Hal ini tentunya menjadi perhatian penting pemerintah terhadap dampak perekonomian jangka panjang. Ketika jutaan orang di dunia menghabiskan waktu di dalam rumah untuk melindungi diri dari COVID-19 serta diterapkannya Work From Home membuat penghasilan yang biasa dihasilkan per-kepala keluarga menjadi tidak tetap. Apalagi mereka yang bekerja sebagai buruh informal yang paling banyak terkena dampaknya. Banyaknya kebutuhan pokok, membengkaknya uang jajan anak, serta mahalnya harga alat perlindungan keluarga untuk pencegahan COVID-19 membuat perempuan (sebagai pengatur keuangan keluarga) harus memutar uang untuk memenuhi kebutuhan sehari-hari agar semuanya tercukupi. Karena perempuanlah yang paling berdampak paling signifikan akibat kenaikan harga-harga bahan makanan pokok, membengkaknya uang jajan anak, serta alat perlindungan keluarga ketika pandemi berlangsung. Belum lagi kita tidak dapat memprediksi sampai kapan wabah ini akan berakhir.
Tidak hanya dampak ekonomi, pemerintah juga harus menjamin atas pencegahan, pengobatan, dan pengendalian segala penyakit yang ditimbulkan dari COVID-19, perbaikan semua aspek kesehatan dan ketersediaan alat perlindungan keluarga untuk pencegahan COVID-19, serta penciptaan kondisi-kondisi yang akan menjamin semua pelayanan dan perhatian medis dalam hal sakitnya seseorang. Bentuk perlindungan dan pemenuhan Negara mengenai HAM adalah melalui peraturan per-Undang-Undangan, yaitu dengan membuat instrumen kebijakan serta menunaikan kewajibannya untuk menanggulangi COVID-19 di Indonesia.

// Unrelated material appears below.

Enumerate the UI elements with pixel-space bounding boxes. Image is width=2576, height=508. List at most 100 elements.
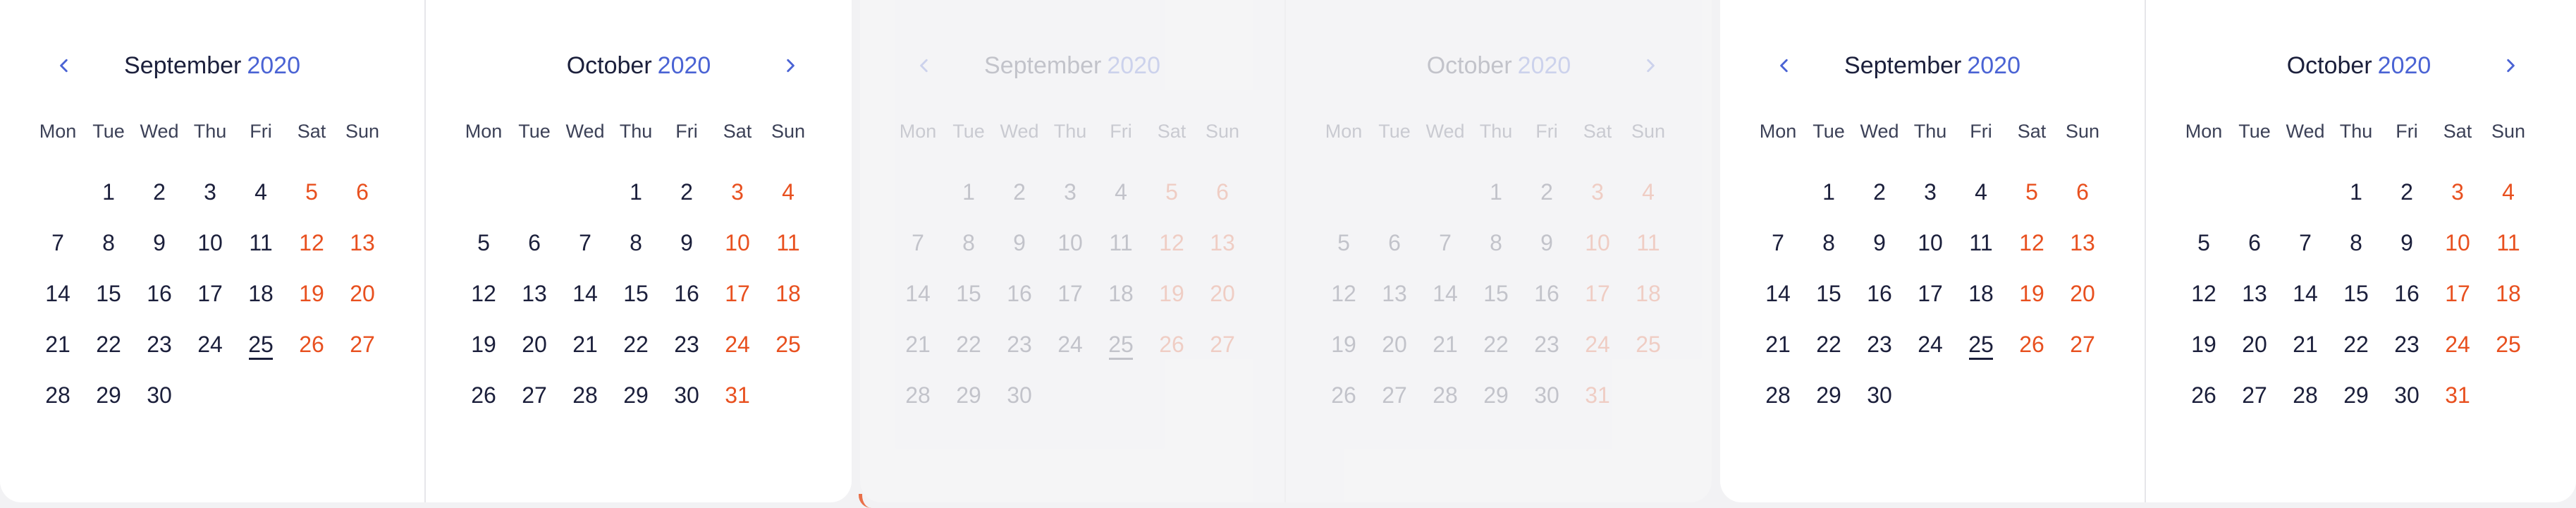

Pandemi ini secara tidak langsung memunculkan ancaman yang berlipat-lipat bagi warga winong selain dampak yang masih ditimbul akibat tetap beroperasinya PLTU Batubara PT S2P terhadap kehidupan sehari-hari, khususnya tanggung jawab domestik masih sering melekat dan dibebankan kepada perempuan. Meski terkadang minimnya penghasilan di musim pandemi seperti ini seringkali membuat perempuan menjadi bergantung pada laki-laki. Bukan tidak mungkin perempuan juga memiliki peran strategis dalam memerangi wabah, perempuan merupakan aktor yang paling penting dan berperan dalam memutar keuangan keluarga serta kebutuhan sehari-hari. Tidak hanya itu, perempuan bisa dibilang orang yang paling mengetahui kebutuhan keseharian anggota keluarganya, penggerak sosial, serta perawat bagi keluarganya. Hal ini akan berjalan lancar, tentunya dengan didukung pembagian peran yang proporsional dalam rumah tangga serta mengubah pembagian kerja secara seksualitas untuk sama-sama mencegah Pandemi COVID-19 dari unsur yang paling kecil, yakni keluaga.